I am in Paris...

今日はうちの飼い犬Fの誕生日。
あれ、犬なんて飼ってたの?
そう。ただし、この犬は食べもしないし、排泄もしない。
でも、私が外出する時には、大抵ついてくる。
時々吠える。オヤジみたいな声でいろいろとコメントする。よくおならをする。
近くのドラッグストアで、いろんな動物に埋もれてる中から発見して家に連れて来た。
種類は? ミニチュアダックス。買った時のタグに誕生日が記載されていた。
今日で二歳になる。さっきから、チャーリーブラウンのクリスマスの音楽に合わせて踊っている。
職業:ファッションフォトグラファー。ただし、最近、映画監督もやってみたいなあと思っているらしい。映画を見ている時のコメントがなかなか冴える。アントニオーニの『Blow-up』(邦題:『欲望』)が好きらしく、口癖は "I am in Paris."。

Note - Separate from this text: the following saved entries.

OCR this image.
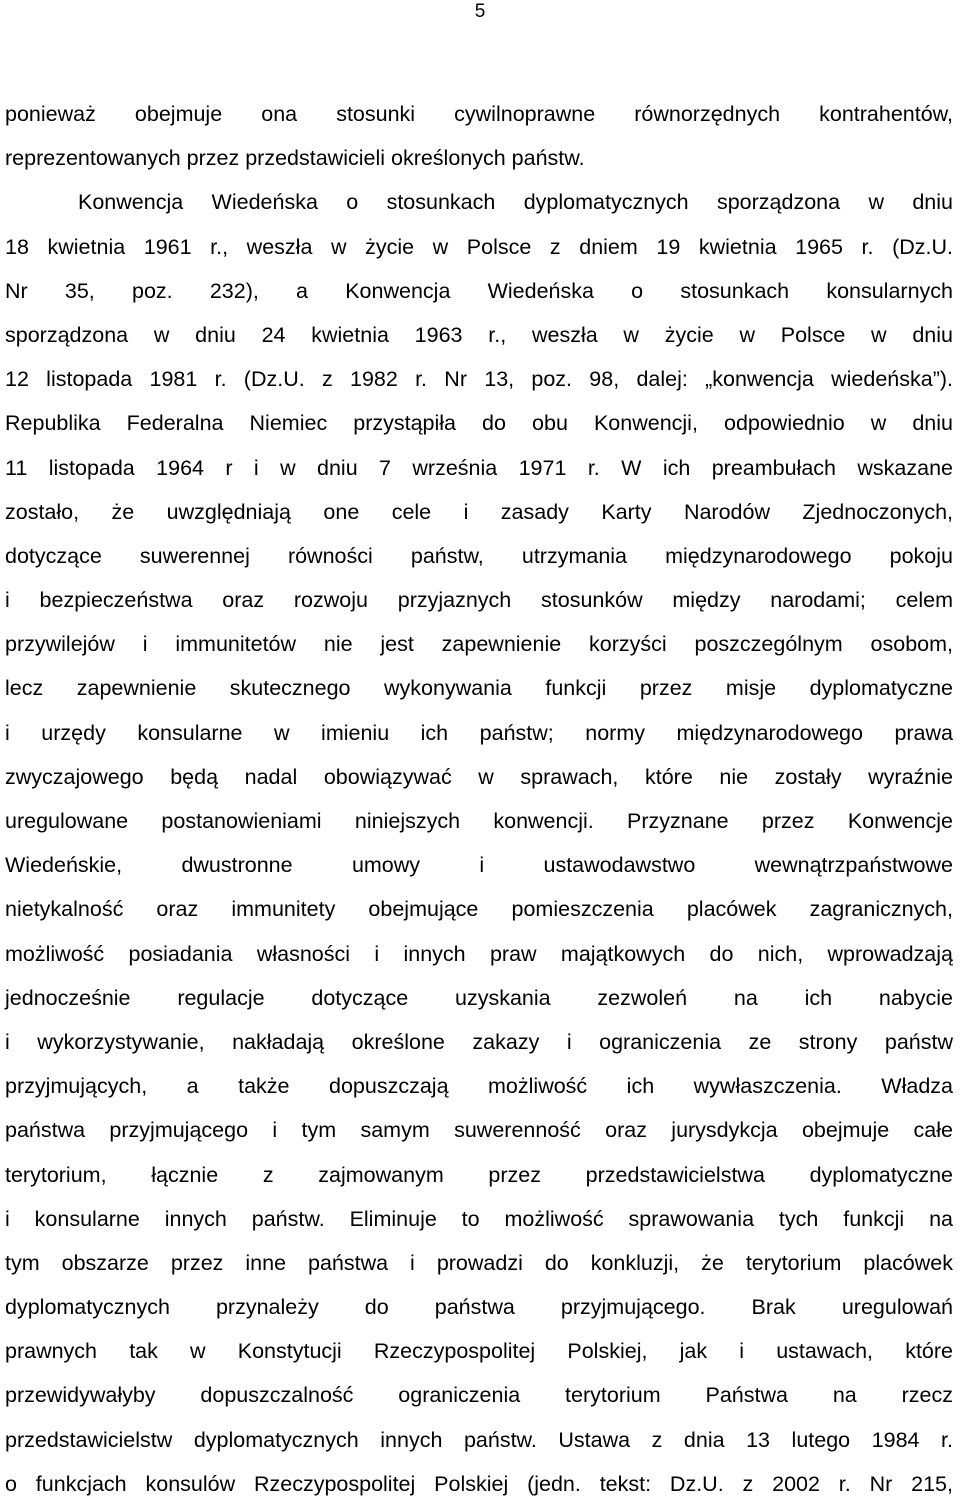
5
ponieważ obejmuje ona stosunki cywilnoprawne równorzędnych kontrahentów,
reprezentowanych przez przedstawicieli określonych państw.
Konwencja Wiedeńska o stosunkach dyplomatycznych sporządzona w dniu
18 kwietnia 1961 r., weszła w życie w Polsce z dniem 19 kwietnia 1965 r. (Dz.U.
Nr 35, poz. 232), a Konwencja Wiedeńska o stosunkach konsularnych
sporządzona w dniu 24 kwietnia 1963 r., weszła w życie w Polsce w dniu
12 listopada 1981 r. (Dz.U. z 1982 r. Nr 13, poz. 98, dalej: „konwencja wiedeńska”).
Republika Federalna Niemiec przystąpiła do obu Konwencji, odpowiednio w dniu
11 listopada 1964 r i w dniu 7 września 1971 r. W ich preambułach wskazane
zostało, że uwzględniają one cele i zasady Karty Narodów Zjednoczonych,
dotyczące suwerennej równości państw, utrzymania międzynarodowego pokoju
i bezpieczeństwa oraz rozwoju przyjaznych stosunków między narodami; celem
przywilejów i immunitetów nie jest zapewnienie korzyści poszczególnym osobom,
lecz zapewnienie skutecznego wykonywania funkcji przez misje dyplomatyczne
i urzędy konsularne w imieniu ich państw; normy międzynarodowego prawa
zwyczajowego będą nadal obowiązywać w sprawach, które nie zostały wyraźnie
uregulowane postanowieniami niniejszych konwencji. Przyznane przez Konwencje
Wiedeńskie, dwustronne umowy i ustawodawstwo wewnątrzpaństwowe
nietykalność oraz immunitety obejmujące pomieszczenia placówek zagranicznych,
możliwość posiadania własności i innych praw majątkowych do nich, wprowadzają
jednocześnie regulacje dotyczące uzyskania zezwoleń na ich nabycie
i wykorzystywanie, nakładają określone zakazy i ograniczenia ze strony państw
przyjmujących, a także dopuszczają możliwość ich wywłaszczenia. Władza
państwa przyjmującego i tym samym suwerenność oraz jurysdykcja obejmuje całe
terytorium, łącznie z zajmowanym przez przedstawicielstwa dyplomatyczne
i konsularne innych państw. Eliminuje to możliwość sprawowania tych funkcji na
tym obszarze przez inne państwa i prowadzi do konkluzji, że terytorium placówek
dyplomatycznych przynależy do państwa przyjmującego. Brak uregulowań
prawnych tak w Konstytucji Rzeczypospolitej Polskiej, jak i ustawach, które
przewidywałyby dopuszczalność ograniczenia terytorium Państwa na rzecz
przedstawicielstw dyplomatycznych innych państw. Ustawa z dnia 13 lutego 1984 r.
o funkcjach konsulów Rzeczypospolitej Polskiej (jedn. tekst: Dz.U. z 2002 r. Nr 215,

誕生日ディナーは肉がいいと吠えるので、Vダウンタウンの洋食を食べさせる店に出掛けたら、知らないうちにお店がなくなっていた。私はその店のカキフライを食べるつもりだったのに。年末にこういう消滅は寂しい。犬の機嫌が悪くならないうちに、と入った店は居酒屋。結局、ギョウザだの牛肉コロッケだの、マグロの丼だの、そんなのを犬とラッコとつまむバースデーとなる。端から見ると、かなり変なテーブルだっただろうな。まあ、スカンク、アライグマ、アザラシなどが平気でその辺にちょろちょろしているVのことなので、誰もこの程度のことでは驚かないけれど。

クリスマスケーキの予約のできる日系カフェで休憩。バースデーケーキはいるのか、と問うと、犬はいらない、とか言うので、あらそう、とお茶など飲む。今年はやめとくか、とクリスマスケーキも予約しなかった。でも、その帰り道に犬が吠えること、吠えること。そんなにクリスマスケーキ欲しかったの? 帰り道になって吠えるあたりが、まだまだ子供である。

今夜は、こんな映画見た。

この映画の中のブリジッド・バルドーの美には、さすがの犬もグウの音も出なかった。下品な言い方になるけど、あのお尻にはひれ伏すしかない。それにしても、ゴダールの音の入れ方、変だよ。ものすごく、変。メロドラマっぽくて、でも、ほとんどその逆だったりもする。たぶん、全編通して、使われている音楽は一曲だけ? それがあんまりしつこく繰り返されるので、そのうち不覚にも感情が掻き回されてしまうのだ。面白い。